Peillon tisse sa toile

Peillon dit son fait
(Photo AFP)

Le ministre de l’Éducation nationale, Vincent Peillon, a, une fois encore, embarrassé la gauche et le gouvernement et fait grimper la droite aux  rideaux en évoquant un projet qui consiste à réduire les vacances d’été à six semaines (au lieu de huit) et les répartir en deux zones : comme pour les vacances d’hiver, les élèves partiraient à des dates différentes. Il a ensuite atténué ses propos, en disant qu’une telle mesure ne serait pas discutée avant 2015. Mais l’opposition réclame l’intervention du Premier ministre pour que M. Peillon rentre dans le rang. 
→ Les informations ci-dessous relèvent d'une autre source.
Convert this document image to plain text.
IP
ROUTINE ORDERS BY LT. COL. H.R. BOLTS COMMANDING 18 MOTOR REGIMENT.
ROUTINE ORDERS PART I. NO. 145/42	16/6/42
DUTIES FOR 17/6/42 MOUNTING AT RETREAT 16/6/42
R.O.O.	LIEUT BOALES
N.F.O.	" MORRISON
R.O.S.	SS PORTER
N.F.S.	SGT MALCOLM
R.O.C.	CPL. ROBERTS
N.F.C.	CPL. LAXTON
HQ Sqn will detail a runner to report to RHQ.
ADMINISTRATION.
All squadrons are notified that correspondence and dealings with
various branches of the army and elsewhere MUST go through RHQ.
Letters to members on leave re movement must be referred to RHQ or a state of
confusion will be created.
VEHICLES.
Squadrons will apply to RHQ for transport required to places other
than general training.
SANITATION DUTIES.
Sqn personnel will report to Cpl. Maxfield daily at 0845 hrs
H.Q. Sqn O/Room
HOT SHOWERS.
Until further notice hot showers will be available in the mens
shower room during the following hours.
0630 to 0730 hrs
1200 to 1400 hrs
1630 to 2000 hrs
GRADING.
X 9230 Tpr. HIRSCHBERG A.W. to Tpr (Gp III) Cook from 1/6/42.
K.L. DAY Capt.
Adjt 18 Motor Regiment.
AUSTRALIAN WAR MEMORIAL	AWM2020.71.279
IL NE S’AGIT ni d’un couac ni d’une maladresse. Le ministre a dit tout haut ce qu’il pense tout bas depuis qu’il est entré en fonctions. Le rythme scolaire hebdomadaire à quatre jours et demi n’a pas de sens si le calendrier scolaire annuel n’est pas changé de manière à ce que les élèves puissent répartir sur un nombre de journées travaillées plus élevé l’effort d’apprentissage. M. Peillon sait fort bien que ses propositions font hurler alternativement les enseignants, les parents d’élèves, l’opposition et la majorité. Il sait que les changements auxquels il songe ne sont révolutionnaires que par rapport à la mentalité ultra-conservatrice de ses compatriotes. Il pratique le ballon d’essai d’une manière répétitive depuis la formation du premier gouvernement socialiste en juin dernier. Il n’a vraiment dérapé que lorsqu’il a proposé de dépénaliser la marijuana, la drogue n’entrant pas à proprement parler dans son champ d’action.

Une réforme justifiée.

Vincent Peillon est habité par sa tâche. Il croit si fort à ses idées qu’il est prêt à bousculer tout le monde, y compris son Premier ministre. Mais la réforme de l’éducation à laquelle il souhaite attacher son nom n’est pas la fin du monde. Elle mettrait un terme à beaucoup de ces habitudes auxquelles les Français, en dépit de tous les vents contraires, tiennent comme à la prunelle de leurs yeux et qui se traduisent, au niveau de l’école, par un nombre croissant d’élèves qui la quittent sans avoir les notions de base capables de leur donner un emploi. Il faut certes agir sur le contenu pédagogique des cours et tirer la leçon du retour partiel à l’illettrisme. Lire, écrire, compter, peut-être faut-il revenir à un enseignement moins ambitieux, plus terre-à-terre. Mais il faut aussi donner aux enfants plus de temps pour se concentrer sur leurs études et se reposer plus brièvement, quoique plus souvent.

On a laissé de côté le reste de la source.